[ Post New Message | Post Reply to this One | Send Private Email to Eleanor Scott | Help ]

Response to Why do I keep reading about agreed settlements on this site.

from Eleanor Scott (eleanor.scott@btinternet.com)
I understand that there are many people who have negotiated vastly reduced settlement figures (but like Pendle indicates, the original claims are so ridiculously high that anything seems 'reduced'!), and their success stories are on this site and/or linked to this site. But they didn't do it overnight. A lot of it seems to depend on the lender you're dealing with.

Personally, I think that settlements just encourage the lenders to carry on doing what they're doing.

In my opinion many people agree to pay settlements on unsubstantiated shortfall 'debts' because they just want the whole thing over and done with.
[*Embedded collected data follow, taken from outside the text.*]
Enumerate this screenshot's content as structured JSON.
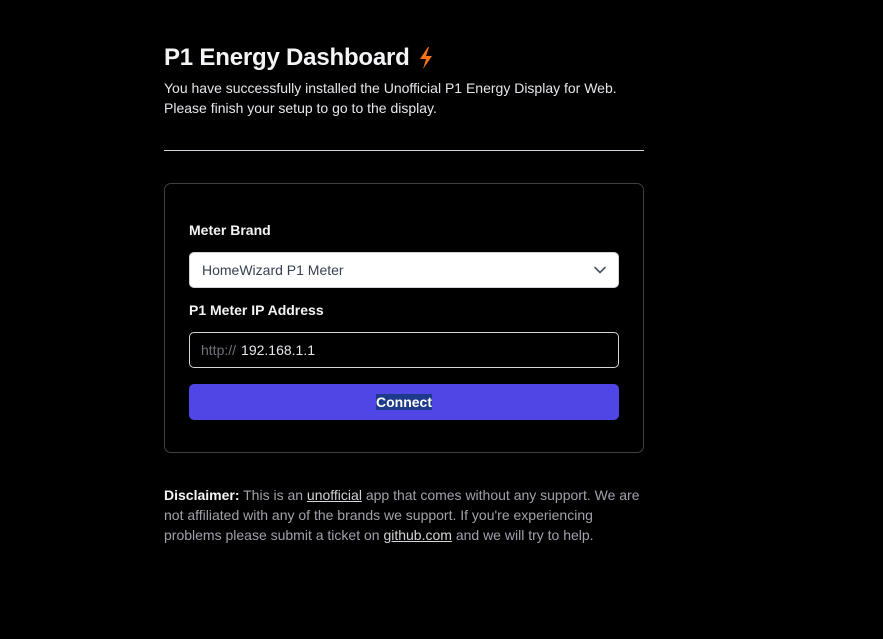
{
  "header": {
    "title": "P1 Energy Dashboard",
    "bolt_icon": "lightning-bolt-icon",
    "intro": "You have successfully installed the Unofficial P1 Energy Display for Web. Please finish your setup to go to the display."
  },
  "form": {
    "brand_label": "Meter Brand",
    "brand_selected": "HomeWizard P1 Meter",
    "ip_label": "P1 Meter IP Address",
    "ip_prefix": "http://",
    "ip_value": "192.168.1.1",
    "connect_label": "Connect"
  },
  "disclaimer": {
    "label": "Disclaimer:",
    "text_1": " This is an ",
    "link_unofficial": "unofficial",
    "text_2": " app that comes without any support. We are not affiliated with any of the brands we support. If you're experiencing problems please submit a ticket on ",
    "link_github": "github.com",
    "text_3": " and we will try to help."
  },
  "colors": {
    "background": "#000000",
    "accent": "#4f46e5",
    "bolt": "#f97316"
  }
}
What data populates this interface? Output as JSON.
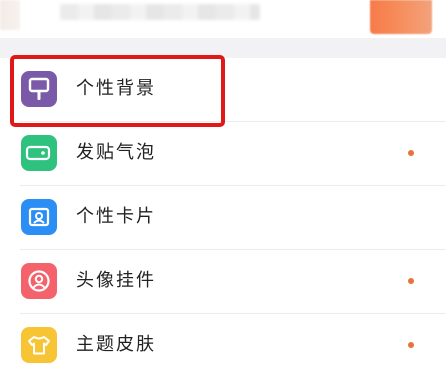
{
  "menu": {
    "items": [
      {
        "label": "个性背景",
        "icon": "paint-roller-icon",
        "icon_color": "#7a5aa8",
        "has_dot": false
      },
      {
        "label": "发贴气泡",
        "icon": "chat-bubble-icon",
        "icon_color": "#2ec27e",
        "has_dot": true
      },
      {
        "label": "个性卡片",
        "icon": "profile-card-icon",
        "icon_color": "#2b8ef5",
        "has_dot": false
      },
      {
        "label": "头像挂件",
        "icon": "avatar-pendant-icon",
        "icon_color": "#f4636b",
        "has_dot": true
      },
      {
        "label": "主题皮肤",
        "icon": "tshirt-icon",
        "icon_color": "#f7c534",
        "has_dot": true
      }
    ]
  },
  "colors": {
    "dot": "#e8713c",
    "highlight": "#e01818",
    "section_gap": "#f2f2f4"
  }
}
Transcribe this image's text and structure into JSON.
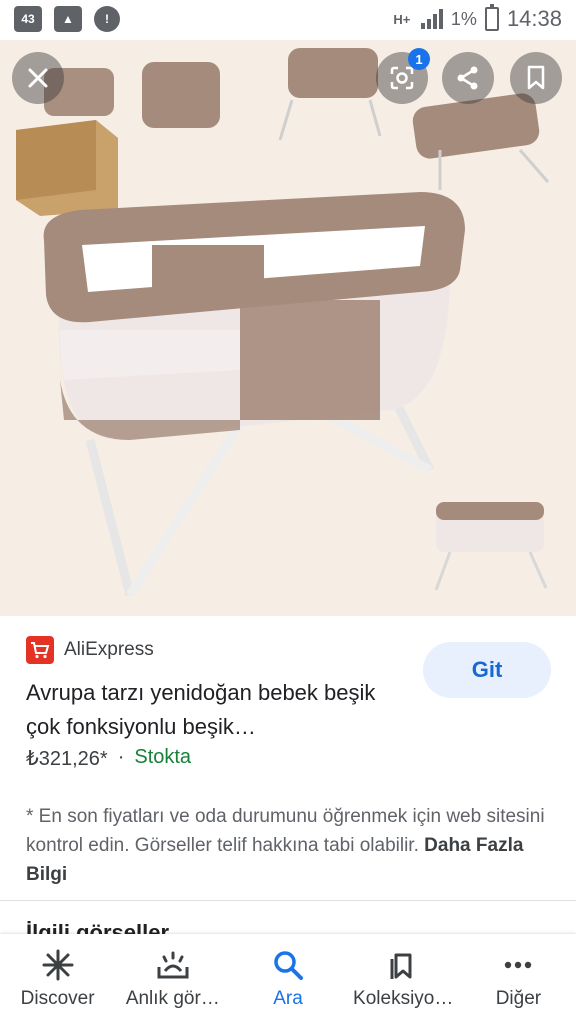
{
  "status_bar": {
    "notif_badge": "43",
    "network_label": "H+",
    "battery": "1%",
    "time": "14:38"
  },
  "image_overlay": {
    "lens_badge_count": "1",
    "icons": [
      "close-icon",
      "lens-icon",
      "share-icon",
      "bookmark-icon"
    ]
  },
  "result": {
    "source": "AliExpress",
    "title": "Avrupa tarzı yenidoğan bebek beşik çok fonksiyonlu beşik…",
    "price": "₺321,26*",
    "separator": "·",
    "stock": "Stokta",
    "visit_label": "Git"
  },
  "notice": {
    "text": "* En son fiyatları ve oda durumunu öğrenmek için web sitesini kontrol edin. Görseller telif hakkına tabi olabilir.",
    "link": "Daha Fazla Bilgi"
  },
  "related": {
    "heading": "İlgili görseller"
  },
  "bottom_nav": [
    {
      "label": "Discover",
      "icon": "asterisk-icon"
    },
    {
      "label": "Anlık gör…",
      "icon": "updates-icon"
    },
    {
      "label": "Ara",
      "icon": "search-icon"
    },
    {
      "label": "Koleksiyo…",
      "icon": "collections-icon"
    },
    {
      "label": "Diğer",
      "icon": "more-icon"
    }
  ],
  "colors": {
    "accent": "#1a73e8",
    "stock_green": "#188038",
    "image_bg": "#f6ede4",
    "crib_fabric": "#a58b7c"
  }
}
This puts them automatically in a weaker negotiating position.

More often than not they have to borrow money to make a settlement.

*If* you are prepared to live with the situation for a while longer, you can probably come out of it a lot better off. OK, it's not fair, and you must want your life back, but the bottom line is that if offer up X amount of money then the likelihood is that they'll say, No we want X + Y. That's basic negotiating tactics. They don't care. They're not losing any sleep over it. It's not personal to them; and they think they have all the time in the world.

But they don't have all the time in the world.

For example, if you can demonstrate that the lender messed you about for months, even years, over the production of evidence of its claim (deed, MIG, valuations, receipts, etc) then that lender will effectively have stuffed its own case against you (see this site under Repossession - why lenders refuse to supply documents) under the new-ish Civil Procedure Rules.

And if, for example, you can demonstrate that the property was undervalued, or undersold, or poorly marketed, simply because it was known to be a repossessed property, then Skipton v Stott 2000 CA will apply, and the lender runs the very real risk of having its whole claim being thrown out of court, because of this legal precedent.

Good luck. I hope you get what you want, and I hope that you do indeed get your life back one way or the other.